Leadership comes with responsibility. Think of a mother or good father, or a hero like Dr. Martin Luther King. Although we rarely dwell on it, part of this responsibility is pure and selfless service. That includes active listening, patience, forgiveness and unconditional love – for starters.
It means, too, weighing every word that comes from one’s mouth and every action taken in public, but also in private.
That is, of course, a life of holiness. But it’s also your life when you take stock of the leadership roles you may have in your life.
The leader of today’s organization, parish, charity, fundraising campaign or community group shares in this calling. A leader lives for and serves the group. Yes – even in the normal supervisor/”direct report” relationship.

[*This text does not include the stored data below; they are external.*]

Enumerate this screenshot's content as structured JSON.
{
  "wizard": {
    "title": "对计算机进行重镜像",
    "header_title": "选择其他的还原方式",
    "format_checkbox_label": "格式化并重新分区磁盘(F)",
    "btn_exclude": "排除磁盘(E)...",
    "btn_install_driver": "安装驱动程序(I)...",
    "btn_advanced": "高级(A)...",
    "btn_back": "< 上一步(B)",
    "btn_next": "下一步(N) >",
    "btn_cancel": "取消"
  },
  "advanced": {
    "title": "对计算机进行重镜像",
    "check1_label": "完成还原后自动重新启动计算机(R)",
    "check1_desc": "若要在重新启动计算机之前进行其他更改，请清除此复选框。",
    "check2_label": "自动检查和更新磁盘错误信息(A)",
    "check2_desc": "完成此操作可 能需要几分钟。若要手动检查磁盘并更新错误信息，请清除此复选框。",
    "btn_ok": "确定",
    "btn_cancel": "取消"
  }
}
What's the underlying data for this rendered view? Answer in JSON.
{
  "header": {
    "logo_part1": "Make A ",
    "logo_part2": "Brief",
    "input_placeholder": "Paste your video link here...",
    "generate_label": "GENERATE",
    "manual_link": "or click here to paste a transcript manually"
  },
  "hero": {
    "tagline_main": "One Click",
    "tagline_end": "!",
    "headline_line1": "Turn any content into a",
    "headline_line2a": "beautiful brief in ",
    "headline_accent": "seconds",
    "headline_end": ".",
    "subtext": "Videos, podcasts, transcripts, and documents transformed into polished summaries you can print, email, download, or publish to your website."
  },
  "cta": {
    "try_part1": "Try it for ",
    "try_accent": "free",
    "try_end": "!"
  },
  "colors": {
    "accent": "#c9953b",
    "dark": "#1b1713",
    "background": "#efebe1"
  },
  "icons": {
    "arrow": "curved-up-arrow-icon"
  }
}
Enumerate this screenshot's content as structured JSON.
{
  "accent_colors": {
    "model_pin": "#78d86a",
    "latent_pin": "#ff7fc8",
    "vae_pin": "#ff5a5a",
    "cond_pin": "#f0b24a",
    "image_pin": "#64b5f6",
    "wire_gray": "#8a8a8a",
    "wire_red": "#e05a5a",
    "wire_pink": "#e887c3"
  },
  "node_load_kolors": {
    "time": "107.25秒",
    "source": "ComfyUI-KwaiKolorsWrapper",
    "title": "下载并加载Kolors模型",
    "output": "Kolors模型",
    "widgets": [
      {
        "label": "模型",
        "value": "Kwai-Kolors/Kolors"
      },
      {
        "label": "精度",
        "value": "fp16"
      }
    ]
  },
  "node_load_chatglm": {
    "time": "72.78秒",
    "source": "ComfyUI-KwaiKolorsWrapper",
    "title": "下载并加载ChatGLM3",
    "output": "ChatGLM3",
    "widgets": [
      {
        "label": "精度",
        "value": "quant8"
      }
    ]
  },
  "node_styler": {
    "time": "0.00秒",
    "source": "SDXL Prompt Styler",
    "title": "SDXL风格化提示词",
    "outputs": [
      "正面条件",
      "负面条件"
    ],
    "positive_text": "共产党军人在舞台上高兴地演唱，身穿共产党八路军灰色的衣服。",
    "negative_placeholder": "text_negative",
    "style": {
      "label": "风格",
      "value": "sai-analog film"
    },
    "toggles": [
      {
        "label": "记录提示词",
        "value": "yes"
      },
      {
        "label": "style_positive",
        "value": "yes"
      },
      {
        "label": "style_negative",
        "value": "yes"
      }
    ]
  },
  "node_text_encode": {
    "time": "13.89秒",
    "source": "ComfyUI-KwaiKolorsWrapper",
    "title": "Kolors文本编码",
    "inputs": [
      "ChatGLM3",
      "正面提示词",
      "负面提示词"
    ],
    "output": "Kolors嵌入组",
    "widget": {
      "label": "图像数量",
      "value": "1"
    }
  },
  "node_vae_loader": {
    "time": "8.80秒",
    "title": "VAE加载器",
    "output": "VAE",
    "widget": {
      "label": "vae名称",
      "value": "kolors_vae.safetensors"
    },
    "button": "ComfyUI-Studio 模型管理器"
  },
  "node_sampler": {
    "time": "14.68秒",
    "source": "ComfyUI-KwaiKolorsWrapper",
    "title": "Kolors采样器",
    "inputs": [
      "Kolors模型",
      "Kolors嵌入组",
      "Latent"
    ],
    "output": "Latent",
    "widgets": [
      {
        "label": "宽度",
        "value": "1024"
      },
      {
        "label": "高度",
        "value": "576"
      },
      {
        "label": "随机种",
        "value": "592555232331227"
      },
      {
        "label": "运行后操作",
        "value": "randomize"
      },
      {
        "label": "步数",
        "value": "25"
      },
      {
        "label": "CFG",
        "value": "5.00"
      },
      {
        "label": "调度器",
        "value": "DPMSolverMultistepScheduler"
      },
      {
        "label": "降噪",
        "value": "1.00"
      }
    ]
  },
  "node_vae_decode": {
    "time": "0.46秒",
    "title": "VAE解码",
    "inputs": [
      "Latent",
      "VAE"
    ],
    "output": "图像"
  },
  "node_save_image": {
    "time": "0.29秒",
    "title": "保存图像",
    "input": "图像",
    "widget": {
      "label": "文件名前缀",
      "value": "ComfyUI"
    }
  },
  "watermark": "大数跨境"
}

This is how it ought to be at General Motors or General Mills, at your local school board or in your parish or home. In many ways we’ve lost this understanding.
Before accepting any leadership position, even with a small group, remember the life of Jesus: the service toward others, the conviction or authority of his words which are based in Truth and love, the ability to take the higher ground when faced with aggression or traps etc. Believe it or not, this is one of the ways in which I provide media training to corporate clients. They are reminded to be “unblemished”, humble and caring in their conversations and encounters with stakeholders. They are reminded to do the right thing, over and over again – not necessarily the action that is easiest or most personally rewarding.
They are, as well, expected to give time and considerate attention to all audience groups, including angry or agitated members of the media. All of this helps breed good leaders, and remind corporate executives that leadership is about service and altruism.
So therefore, be perfect, for Christ’s sake…. and for the well-being of your organization and the audiences on which your success depends.